Моему сыну, который любит сказки и не любит спать.
Моей жене, которая любит и не любит всё то же, но наоборот.
Вечнозелёный Южный Лес был огромен. Он простирался от широкой реки на юге до Великой Горы и водопада под названием Медвежья Пасть на севере. Зима никогда не забиралась в этот край, что, безусловно, не могло не радовать многочисленных его обитателей.
К слову сказать, все звери и птицы в лесу очень любили и гордились своим общим домом. Никому и в голову не могло прийти, что можно жить где-нибудь ещё. Возможно, именно поэтому никто и никогда не покидал пределы Южного Леса. Чужаки также не жаловали эти места своим появлением. Поэтому жизнь в лесу текла спокойно и размеренно, и лишь мелкие дрязги, сплетни да споры изредка нарушали его тишину.
Так продолжалось очень долго, пока однажды в земли, что были за Горой, а затем и в сам Южный Лес не пришла война. Орды белых хищников с севера расширяли свои владения. Походившие чем-то на медведей, они всё же были куда больше и сильнее своих бурых сородичей. Никто и никогда прежде не видел здесь белых зверей. Оттого их сразу прозвали «чудовищами».
Испуганным до смерти лесным обитателям ничего не оставалось, кроме как всем вместе встать на защиту своего дома от страшного, доселе неведомого врага. Каким чудом им удалось победить – трудно сказать. Но всё же белый вожак был повержен, а оставшиеся чудовища бежали. Война завершилась. Однако, ещё долго не умолкали разговоры о ней, ещё долго оплакивали погибших.

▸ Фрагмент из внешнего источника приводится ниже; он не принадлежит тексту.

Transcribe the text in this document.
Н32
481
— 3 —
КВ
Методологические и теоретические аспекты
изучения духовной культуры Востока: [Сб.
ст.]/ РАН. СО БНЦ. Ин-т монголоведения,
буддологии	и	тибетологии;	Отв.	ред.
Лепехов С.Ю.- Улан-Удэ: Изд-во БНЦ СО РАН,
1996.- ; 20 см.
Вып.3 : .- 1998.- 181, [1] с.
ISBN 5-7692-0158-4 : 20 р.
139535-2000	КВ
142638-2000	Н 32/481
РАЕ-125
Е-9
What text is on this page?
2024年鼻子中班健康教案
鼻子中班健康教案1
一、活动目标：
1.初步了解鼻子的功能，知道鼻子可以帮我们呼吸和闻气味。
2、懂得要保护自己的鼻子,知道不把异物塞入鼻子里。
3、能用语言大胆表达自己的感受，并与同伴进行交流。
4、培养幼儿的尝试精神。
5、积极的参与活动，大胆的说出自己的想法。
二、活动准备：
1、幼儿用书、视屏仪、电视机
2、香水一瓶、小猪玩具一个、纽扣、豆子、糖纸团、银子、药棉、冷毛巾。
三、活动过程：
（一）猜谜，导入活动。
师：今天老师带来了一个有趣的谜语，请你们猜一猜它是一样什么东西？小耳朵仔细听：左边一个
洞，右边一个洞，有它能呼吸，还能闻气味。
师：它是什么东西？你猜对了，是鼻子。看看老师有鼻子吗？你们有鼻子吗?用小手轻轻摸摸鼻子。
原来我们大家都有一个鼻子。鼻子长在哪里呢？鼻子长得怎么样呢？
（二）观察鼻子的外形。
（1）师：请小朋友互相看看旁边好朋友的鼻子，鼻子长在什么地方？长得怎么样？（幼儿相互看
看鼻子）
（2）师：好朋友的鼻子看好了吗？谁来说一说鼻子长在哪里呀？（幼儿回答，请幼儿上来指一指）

Тем не менее, спустя какое-то время жизнь Южного Леса вошла в прежнее русло и вновь стала тихой и размеренной, какой и была прежде.
День только начинался, и первые лучи солнца едва касались макушек деревьев. Пробиваясь сквозь листву, они падали вниз на ярко-зелёную траву, поблёскивая и отражаясь от капель утренней росы. Ночная жизнь Южного Леса заканчивалась, и многочисленные его обитатели уходили и уползали в свои норы, позволяя прийти на смену своим дневным собратьям. В те недолгие мгновения перехода от ночи к утру всё замирало, словно давая всем маленькую передышку. А когда первые трели жаворонков возвещали о начале нового дня, лес снова оживал.
Вокруг пахло мокрой травой и цветущей земляникой. Солнце, большим ярким шаром, то и дело выглядывая из-за облаков, медленно катилось вверх по голубому небу, уходя всё выше от горизонта.
Наконец его лучи перевалили через край небольшого холма и осветили логово старой медведицы, жившей у самого его подножия. Вход в её берлогу обхватывали толстые корни столетнего кедра – а точнее, того, что от него осталось. Около десяти лет назад молния угодила прямо в ствол этого могучего дерева, и крепкий кедр рухнул с вершины холма прямо к его подножию, словно срезанная острым когтем веточка. А на его месте остались лишь обугленный пень да корни, уходившие глубоко под землю.
Старую медведицу звали О́рла. Она жила здесь вот уже много лет – с тех самых пор, как погиб её единственный сын. Орла была очень ворчлива и постоянно находилась в плохом настроении. Во всём лесу не сыскать было зверя, который видел её улыбающейся. Она не любила своих сородичей и никогда не испытывала сожаления о том, что ушла из Дубовой Рощи, где жили почти все бурые медведи Южного Леса, поселившись под холмом на восточной окраине. С того самого момента, как погиб Ариа́н (так звали её сына), жизнь старой медведицы перестала иметь какой-либо смысл. Она не могла видеть, как другие медведи играют со своими детьми, как счастливы они в окружении своих больших семей. Медведица ненавидела их просто за то, что они живы, в то время как её сына больше нет. Она винила в своём горе абсолютно всех – весь мир, который предательски не рухнул после смерти её единственного детёныша.